Hi,
I’m trying to create an aggregateWindow (for downsampling) that contains data points with fields that have multiple types (string, int & float).
Here’s an incredibly simplified version of what’s happening
First we’ll create a empty influxdb v2 db container
docker run --rm -p 8086:8086 \
-e DOCKER_INFLUXDB_INIT_MODE=setup \
-e DOCKER_INFLUXDB_INIT_USERNAME=admin \
-e DOCKER_INFLUXDB_INIT_PASSWORD=password12345 \
-e DOCKER_INFLUXDB_INIT_ORG=scrutiny \
-e DOCKER_INFLUXDB_INIT_BUCKET=metrics \
-e DOCKER_INFLUXDB_INIT_ADMIN_TOKEN=my-super-secret-auth-token \
influxdb:2.0
After that, we’ll populate influxDB with 4 data points: 2 points for each “device_wwn”
curl --request POST \
"http://localhost:8086/api/v2/write?org=scrutiny&bucket=metrics&precision=ns" \
--header "Authorization: Token my-super-secret-auth-token" \
--header "Content-Type: text/plain; charset=utf-8" \
--header "Accept: application/json" \
--data-binary '
smart,device_wwn=diskdeviceid01,protocol="NVMe" temperature=70.00,attr.power_cycles.attribute_id="power_cycles",attr.power_cycles.value=100,attr.host_reads.attribute_id="host_reads",attr.host_reads.value=1000 1642291849000000000
smart,device_wwn=diskdeviceid01,protocol="NVMe" temperature=80.00,attr.power_cycles.attribute_id="power_cycles",attr.power_cycles.value=110,attr.host_reads.attribute_id="host_reads",attr.host_reads.value=2000 1642291909000000000
smart,device_wwn=diskdeviceid02,protocol="ATA" temperature=70.00,attr.1.attribute_id="1",attr.1.value=100,attr.2.attribute_id="2",attr.2.value=1000 1642291649000000000
smart,device_wwn=diskdeviceid02,protocol="ATA" temperature=80.00,attr.1.attribute_id="1",attr.1.value=110,attr.2.attribute_id="2",attr.2.value=2000 1642291709000000000
'
Finally we’ll attempt to aggregate/downsample the data we just wrote (down to 1 data point per unique “device_wwn”:
Ideally the two datapoints should be:
smart,device_wwn=diskdeviceid01,protocol="NVMe" temperature=75.00,attr.power_cycles.attribute_id="power_cycles",attr.power_cycles.value=105,attr.host_reads.attribute_id="host_reads",attr.host_reads.value=1500 1642291909000000000
smart,device_wwn=diskdeviceid02,protocol="ATA" temperature=75.00,attr.1.attribute_id="1",attr.1.value=105,attr.2.attribute_id="2",attr.2.value=15000 1642291709000000000
This aggregateWindow query fails
curl -vvv --request POST "http://localhost:8086/api/v2/query?org=scrutiny" \
--header 'Authorization: Token my-super-secret-auth-token' \
--header 'Accept: application/csv' \
--header 'Content-type: application/vnd.flux' \
--data 'import "influxdata/influxdb/schema"

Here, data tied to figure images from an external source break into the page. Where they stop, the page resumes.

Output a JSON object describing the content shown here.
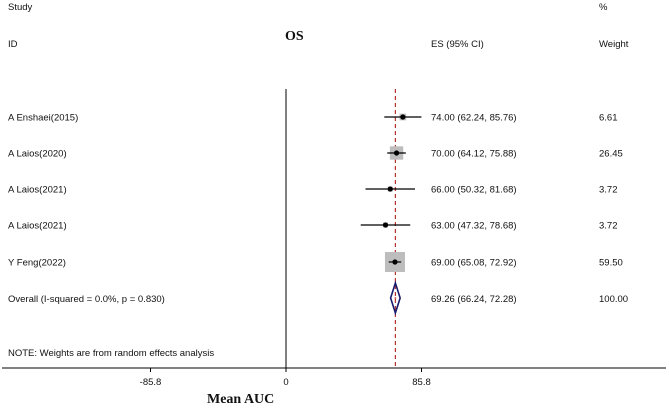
{
  "chart_data": {
    "type": "forest",
    "title": "OS",
    "xlabel": "Mean AUC",
    "x_ticks": [
      -85.8,
      0,
      85.8
    ],
    "x_tick_labels": [
      "-85.8",
      "0",
      "85.8"
    ],
    "xlim": [
      -185,
      250
    ],
    "null_line": 0,
    "pooled_line": 69.26,
    "header": {
      "study_top": "Study",
      "study_bottom": "ID",
      "es": "ES (95% CI)",
      "weight_top": "%",
      "weight_bottom": "Weight"
    },
    "studies": [
      {
        "id": "A Enshaei(2015)",
        "es": 74.0,
        "lo": 62.24,
        "hi": 85.76,
        "es_text": "74.00 (62.24, 85.76)",
        "weight": 6.61,
        "weight_text": "6.61"
      },
      {
        "id": "A Laios(2020)",
        "es": 70.0,
        "lo": 64.12,
        "hi": 75.88,
        "es_text": "70.00 (64.12, 75.88)",
        "weight": 26.45,
        "weight_text": "26.45"
      },
      {
        "id": "A Laios(2021)",
        "es": 66.0,
        "lo": 50.32,
        "hi": 81.68,
        "es_text": "66.00 (50.32, 81.68)",
        "weight": 3.72,
        "weight_text": "3.72"
      },
      {
        "id": "A Laios(2021)",
        "es": 63.0,
        "lo": 47.32,
        "hi": 78.68,
        "es_text": "63.00 (47.32, 78.68)",
        "weight": 3.72,
        "weight_text": "3.72"
      },
      {
        "id": "Y Feng(2022)",
        "es": 69.0,
        "lo": 65.08,
        "hi": 72.92,
        "es_text": "69.00 (65.08, 72.92)",
        "weight": 59.5,
        "weight_text": "59.50"
      }
    ],
    "overall": {
      "label": "Overall  (I-squared = 0.0%, p = 0.830)",
      "es": 69.26,
      "lo": 66.24,
      "hi": 72.28,
      "es_text": "69.26 (66.24, 72.28)",
      "weight_text": "100.00"
    },
    "note": "NOTE: Weights are from random effects analysis",
    "colors": {
      "weight_box": "#bdbdbd",
      "diamond": "#1a1a6e",
      "pooled_line": "#b5322c",
      "line": "#000000"
    }
  }
}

smart_data = from(bucket: "metrics")
|> range(start: -2y, stop: now())
|> filter(fn: (r) => r["_measurement"] == "smart" )
|> filter(fn: (r) => r["_field"] !~ /(_measurement|protocol|device_wwn)/)
smart_data
|> aggregateWindow(fn: mean, every: 1w)
|> group(columns: ["device_wwn"])
|> schema.fieldsAsCols()'
{"code":"invalid","message":"unsupported input type for mean aggregate: string"}%
But if we filter out the “attribute_id” field (which is of type string), everything works:
curl -vvv --request POST "http://localhost:8086/api/v2/query?org=scrutiny" \
--header 'Authorization: Token my-super-secret-auth-token' \
--header 'Accept: application/csv' \
--header 'Content-type: application/vnd.flux' \
--data 'import "influxdata/influxdb/schema"
smart_data = from(bucket: "metrics")
|> range(start: -2y, stop: now())
|> filter(fn: (r) => r["_measurement"] == "smart" )
|> filter(fn: (r) => r["_field"] !~ /(_measurement|protocol|device_wwn|attribute_id)/)
smart_data
|> aggregateWindow(fn: mean, every: 1w)
|> group(columns: ["device_wwn"])
|> schema.fieldsAsCols()'
As I mentioned above, this is an incredibly simplified version of my dataset, and we have dozens of fields for each point, with 1/3 being string values (which are constants). I need to find a way to have them copied into the aggregated data.